O’Scanlon said he’s turned the commission’s recommendations into legislation, which he described as a potential watershed in the pension system’s history. The state portion of the public pension system is $43.8 billion short of what it would cost to pay for future benefits. The state is contributing $1.3 billion into the pension system this year and $3.53 billion for health benefits. Absent reforms, the pension payment is on track to reach $5.48 billion in 2022 and health benefits, $5.43 billion by 2022. O’Scanlon’s proposal would save the state $2.2 billion a year, including $1.42 billion through lower-cost benefits and $810 million by shifting the cost of retired teachers’ benefits to their employers (the commission assumes that will be offset by benefit changes at the local level).
Broadly, active employees would be moved onto health care plans equivalent to gold plans under the Affordable Care Act, and retirees would be given retiree reimbursement accounts to cover the cost of purchasing coverage through a private exchange. Active employees would pay lower annual premiums, because the total cost of the plan is lower, but higher out-of-pocket expenses. For example, a single worker making $33,000 and enrolled in the NJ Direct 15 plan would pay about $800 more a year — the difference between a $1,043 annual premium and $435 out of pocket and a $711 premium and $1,561 out of pocket. A worker making $72,000 and enrolled in the family plan is paying a $6,404 premium and $1,213 out of pocket, but after reforms could pay a $4,366 premium and $4,356 out of pocket, an extra $1,100 a year, according to the commission’s report.
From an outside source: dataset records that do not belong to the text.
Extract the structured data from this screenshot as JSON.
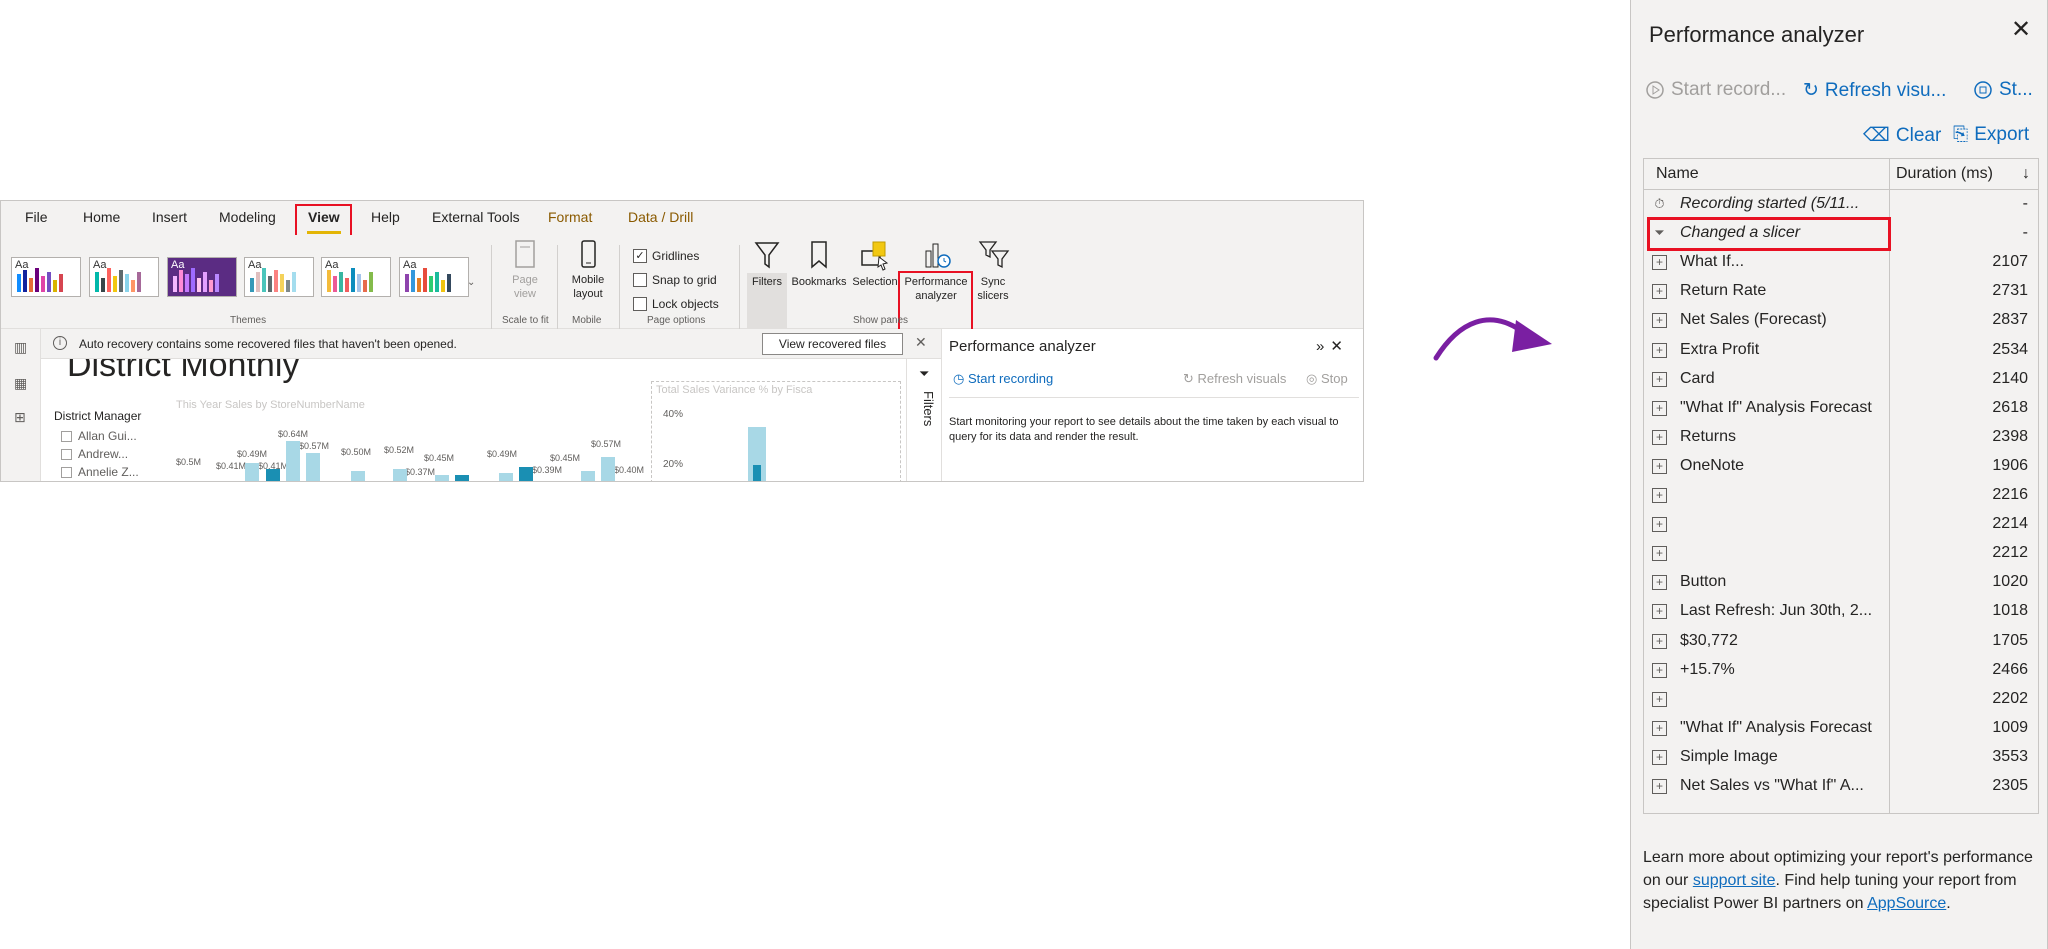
{
  "colors": {
    "accent": "#0f6cbd",
    "highlight": "#e81123",
    "tab_underline": "#e3b505",
    "arrow": "#7a1fa2"
  },
  "ribbon": {
    "menu": [
      {
        "label": "File"
      },
      {
        "label": "Home"
      },
      {
        "label": "Insert"
      },
      {
        "label": "Modeling"
      },
      {
        "label": "View"
      },
      {
        "label": "Help"
      },
      {
        "label": "External Tools"
      },
      {
        "label": "Format"
      },
      {
        "label": "Data / Drill"
      }
    ],
    "theme_aa": "Aa",
    "groups": {
      "themes": "Themes",
      "scale_to_fit": "Scale to fit",
      "mobile": "Mobile",
      "page_options": "Page options",
      "show_panes": "Show panes"
    },
    "buttons": {
      "page_view": "Page view",
      "mobile_layout": "Mobile layout",
      "filters": "Filters",
      "bookmarks": "Bookmarks",
      "selection": "Selection",
      "performance_analyzer": "Performance analyzer",
      "sync_slicers": "Sync slicers"
    },
    "checks": {
      "gridlines": "Gridlines",
      "snap_to_grid": "Snap to grid",
      "lock_objects": "Lock objects"
    }
  },
  "notice": {
    "text": "Auto recovery contains some recovered files that haven't been opened.",
    "button": "View recovered files"
  },
  "report": {
    "title": "District Monthly",
    "chart_title": "This Year Sales by StoreNumberName",
    "slicer_title": "District Manager",
    "slicer_items": [
      "Allan Gui...",
      "Andrew...",
      "Annelie Z..."
    ],
    "bar_labels": [
      "$0.64M",
      "$0.57M",
      "$0.49M",
      "$0.41M",
      "$0.41M",
      "$0.5M",
      "$0.50M",
      "$0.52M",
      "$0.45M",
      "$0.37M",
      "$0.49M",
      "$0.45M",
      "$0.39M",
      "$0.57M",
      "$0.40M"
    ],
    "chart2_title": "Total Sales Variance % by Fisca",
    "chart2_ticks": [
      "40%",
      "20%"
    ],
    "filters_tab": "Filters"
  },
  "pa_mini": {
    "title": "Performance analyzer",
    "start": "Start recording",
    "refresh": "Refresh visuals",
    "stop": "Stop",
    "description": "Start monitoring your report to see details about the time taken by each visual to query for its data and render the result."
  },
  "pa": {
    "title": "Performance analyzer",
    "start": "Start record...",
    "refresh": "Refresh visu...",
    "stop": "St...",
    "clear": "Clear",
    "export": "Export",
    "col_name": "Name",
    "col_duration": "Duration (ms)",
    "rows": [
      {
        "name": "Recording started (5/11...",
        "duration": "-",
        "kind": "timer"
      },
      {
        "name": "Changed a slicer",
        "duration": "-",
        "kind": "filter"
      },
      {
        "name": "What If...",
        "duration": "2107",
        "kind": "plus"
      },
      {
        "name": "Return Rate",
        "duration": "2731",
        "kind": "plus"
      },
      {
        "name": "Net Sales (Forecast)",
        "duration": "2837",
        "kind": "plus"
      },
      {
        "name": "Extra Profit",
        "duration": "2534",
        "kind": "plus"
      },
      {
        "name": "Card",
        "duration": "2140",
        "kind": "plus"
      },
      {
        "name": "\"What If\" Analysis Forecast",
        "duration": "2618",
        "kind": "plus"
      },
      {
        "name": "Returns",
        "duration": "2398",
        "kind": "plus"
      },
      {
        "name": "OneNote",
        "duration": "1906",
        "kind": "plus"
      },
      {
        "name": "",
        "duration": "2216",
        "kind": "plus"
      },
      {
        "name": "",
        "duration": "2214",
        "kind": "plus"
      },
      {
        "name": "",
        "duration": "2212",
        "kind": "plus"
      },
      {
        "name": "Button",
        "duration": "1020",
        "kind": "plus"
      },
      {
        "name": "Last Refresh: Jun 30th, 2...",
        "duration": "1018",
        "kind": "plus"
      },
      {
        "name": "$30,772",
        "duration": "1705",
        "kind": "plus"
      },
      {
        "name": "+15.7%",
        "duration": "2466",
        "kind": "plus"
      },
      {
        "name": "",
        "duration": "2202",
        "kind": "plus"
      },
      {
        "name": "\"What If\" Analysis Forecast",
        "duration": "1009",
        "kind": "plus"
      },
      {
        "name": "Simple Image",
        "duration": "3553",
        "kind": "plus"
      },
      {
        "name": "Net Sales vs \"What If\" A...",
        "duration": "2305",
        "kind": "plus"
      }
    ],
    "footer": {
      "pre": "Learn more about optimizing your report's performance on our ",
      "link1": "support site",
      "mid": ". Find help tuning your report from specialist Power BI partners on ",
      "link2": "AppSource",
      "post": "."
    }
  }
}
The assemblyman said his proposal contemplates rebates to help employees offset some of their new expenses. “I want to minimize that impact,” he said. “These are not particularly painful reforms. They’re going from platinum plus plans to gold or gold plus plans. It still leaves public workers with wonderful health benefits. Better health benefits certainly than the average person in the private sector.”
For early and Medicare-eligible retirees, the public employer would cover the cost of purchasing the equivalent of a gold level plan or gold level equivalent supplemental insurance, respectively. Early retirees, who pay no premium, will likely see jumps in their out of pocket costs. But the employer would cover “average” out of pocket costs for those on Medicare.
The constitutional protection workers would receive in exchange for their troubles is not so bulletproof as the one envisioned by Democrats and public labor groups, which they say is needed to restore workers’ trust in state lawmakers and spare the pension system from customary underfunding.
Opponents of that amendment, including O’Scanlon, say it would create a “super priority” likely to force severe spending cuts or tax hikes if the state economy doesn’t drum up enough cash to cover the payments. O’Scanlon’s includes a safeguard in the event of a fiscal emergency, like those that prompted Christie to contribute less than he’s promised. But if tax collections are even just a little better than expected, the pension gets its regular contribution plus half of the improvement, he said. “So we are in this together, on the downside and the upside,” he said.
Hetty Rosenstein, state director of the Communications Workers of America, said O’Scanlon’s “safety valve,” which kicks in when revenues fall at least 1.5 percent below projections, would “probably allow the Christie administration to never make the pension payment anyway, since that would merely allow (lawmakers) to do what they have done for two decades — that is, whenever they need any cut to eliminate the pension payment first.”
While the assemblyman’s bills do not alter pension benefits, he said none of the reforms would prevent future reforms.